The app accepts images in jpg or png format.

Limitations

The Ai brain (model) that powers this app is not skilled enough to consistently assign the highest score to the correct lesion. Also, the model is not very good at detecting melanoma. That said, during testing the correct lesion was regularly among the top three predicted lesions.

The model was not trained using photos that were taken with a mobile phone. Therefore, the model's prediction accuracy could be affected by variations in the quality of mobile phone images.

Published Design

The design code and the step-by-step process used to train and test the model has been published on Kaggle. You can find the open source notebook here. The test results are also available in the notebook.

Dataset Licence

The model was trained using image data that was released under a CC BY-NC-SA 4.0 licence. That means that this app cannot be used for commercial purposes.

Will I need to wait for the model to download every time I use the app?

No. Once the model downloads it will be cached in memory. The next time you visit this site you won’t need to wait.

That said, I suggest that you always use this tool with your web browser set to incognito mode. The model won’t be saved, but this will ensure that each time you visit this site you will always use the most up to date version of the model and not the old one that's stored in your device's memory.

What about patient data privacy?

Your images are never sent to an external server. Any image you submit stays on your computer or mobile phone. This is because the model is running on your device. This is also why a batch of images can be analyzed in less than two seconds.

The tech that makes this possible is called Tensorflow.js. It was created by Google.

What do the decimal numbers mean?

They are probability scores between 0 and 1. They show how confident the model is that a particular condition is present on the image.
For example, mel, Melanoma: 0.231 means that the model is 23% sure that the lesion shown in the image is melanoma.

How do I use this app on a computer?

- Go to this site on your computer.
- Click the orange button.
- Select one image or multiple images and click ‘Open’.
- The app will print results for each image.

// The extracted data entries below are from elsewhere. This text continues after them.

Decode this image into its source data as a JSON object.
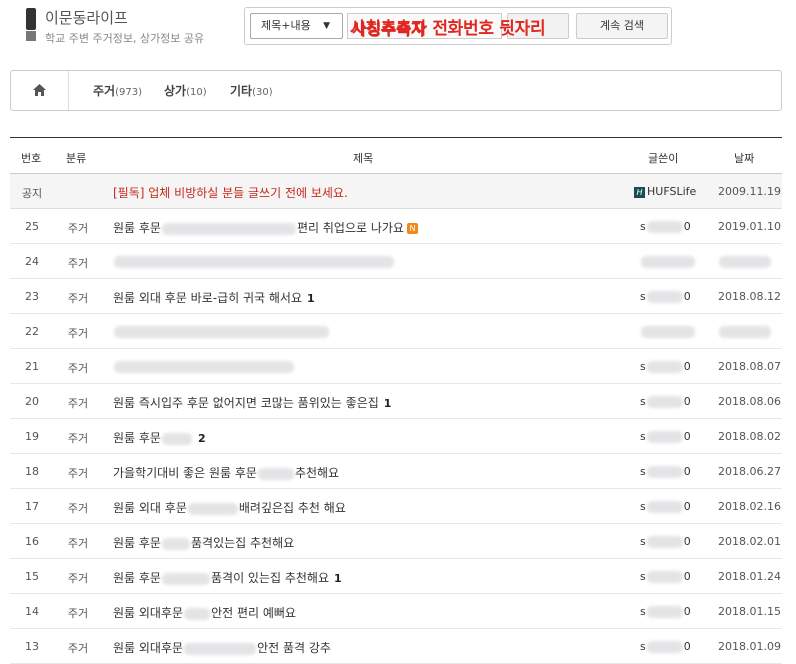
{
  "header": {
    "title": "이문동라이프",
    "subtitle": "학교 주변 주거정보, 상가정보 공유"
  },
  "search": {
    "scope": "제목+내용",
    "query": "사칭추측자",
    "next_label": "계속 검색"
  },
  "overlay_text": "사칭추측자 전화번호 뒷자리",
  "nav": {
    "tabs": [
      {
        "label": "주거",
        "count": "(973)"
      },
      {
        "label": "상가",
        "count": "(10)"
      },
      {
        "label": "기타",
        "count": "(30)"
      }
    ]
  },
  "table": {
    "headers": {
      "no": "번호",
      "category": "분류",
      "title": "제목",
      "author": "글쓴이",
      "date": "날짜"
    },
    "notice": {
      "no": "공지",
      "category": "",
      "title": "[필독] 업체 비방하실 분들 글쓰기 전에 보세요.",
      "author": "HUFSLife",
      "date": "2009.11.19"
    },
    "rows": [
      {
        "no": "25",
        "category": "주거",
        "t1": "원룸 후문",
        "t2": "편리 취업으로 나가요",
        "comments": "",
        "new": true,
        "author_a": "s",
        "author_b": "0",
        "date": "2019.01.10"
      },
      {
        "no": "24",
        "category": "주거",
        "t1": "",
        "t2": "",
        "comments": "",
        "new": false,
        "author_a": "",
        "author_b": "",
        "date": ""
      },
      {
        "no": "23",
        "category": "주거",
        "t1": "원룸 외대 후문 바로-급히 귀국 해서요",
        "t2": "",
        "comments": "1",
        "new": false,
        "author_a": "s",
        "author_b": "0",
        "date": "2018.08.12"
      },
      {
        "no": "22",
        "category": "주거",
        "t1": "",
        "t2": "",
        "comments": "",
        "new": false,
        "author_a": "",
        "author_b": "",
        "date": ""
      },
      {
        "no": "21",
        "category": "주거",
        "t1": "",
        "t2": "",
        "comments": "",
        "new": false,
        "author_a": "s",
        "author_b": "0",
        "date": "2018.08.07"
      },
      {
        "no": "20",
        "category": "주거",
        "t1": "원룸 즉시입주 후문 없어지면 코많는 품위있는 좋은집",
        "t2": "",
        "comments": "1",
        "new": false,
        "author_a": "s",
        "author_b": "0",
        "date": "2018.08.06"
      },
      {
        "no": "19",
        "category": "주거",
        "t1": "원룸 후문",
        "t2": "",
        "comments": "2",
        "new": false,
        "author_a": "s",
        "author_b": "0",
        "date": "2018.08.02"
      },
      {
        "no": "18",
        "category": "주거",
        "t1": "가을학기대비 좋은 원룸 후문",
        "t2": "추천해요",
        "comments": "",
        "new": false,
        "author_a": "s",
        "author_b": "0",
        "date": "2018.06.27"
      },
      {
        "no": "17",
        "category": "주거",
        "t1": "원룸 외대 후문",
        "t2": "배려깊은집 추천 해요",
        "comments": "",
        "new": false,
        "author_a": "s",
        "author_b": "0",
        "date": "2018.02.16"
      },
      {
        "no": "16",
        "category": "주거",
        "t1": "원룸 후문",
        "t2": "품격있는집 추천해요",
        "comments": "",
        "new": false,
        "author_a": "s",
        "author_b": "0",
        "date": "2018.02.01"
      },
      {
        "no": "15",
        "category": "주거",
        "t1": "원룸 후문",
        "t2": "품격이 있는집 추천해요",
        "comments": "1",
        "new": false,
        "author_a": "s",
        "author_b": "0",
        "date": "2018.01.24"
      },
      {
        "no": "14",
        "category": "주거",
        "t1": "원룸 외대후문",
        "t2": "안전 편리 예뻐요",
        "comments": "",
        "new": false,
        "author_a": "s",
        "author_b": "0",
        "date": "2018.01.15"
      },
      {
        "no": "13",
        "category": "주거",
        "t1": "원룸 외대후문",
        "t2": "안전 품격 강추",
        "comments": "",
        "new": false,
        "author_a": "s",
        "author_b": "0",
        "date": "2018.01.09"
      }
    ]
  },
  "colors": {
    "accent_red": "#e0271f",
    "notice_red": "#c8291e",
    "new_badge": "#f08a1a"
  }
}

How do I use this app on a mobile phone?

You can take a new photo or you can submit photos that are stored on your phone. The steps below apply to Android. iOS may be similar but I'm not sure.

[ 1 ] Take a photo

- Go to this site on your phone.
- Tap the orange button.
- Select “Camera”
- Take a photo
- Tap the "tick"
- The photo will be sent to the app for analysis.

[ 2 ] Use images from your photo folder

- Go to this site on your phone.
- Tap the orange button.
- Tap "Files"
- Tap the image name
- To submit a batch of images, tap each image (tick) to select it and then tap "Open".

What would it take to make this tool more trustworthy?

Three things are needed:
- Collaboration with a dermatologist/pathologist.
- More high quality labeled training data.
- Field testing.

Good training scores don't guarantee that a model will perform well under real-world conditions. This tool first needs to be field tested. Then the model needs to be re-trained to make it more robust.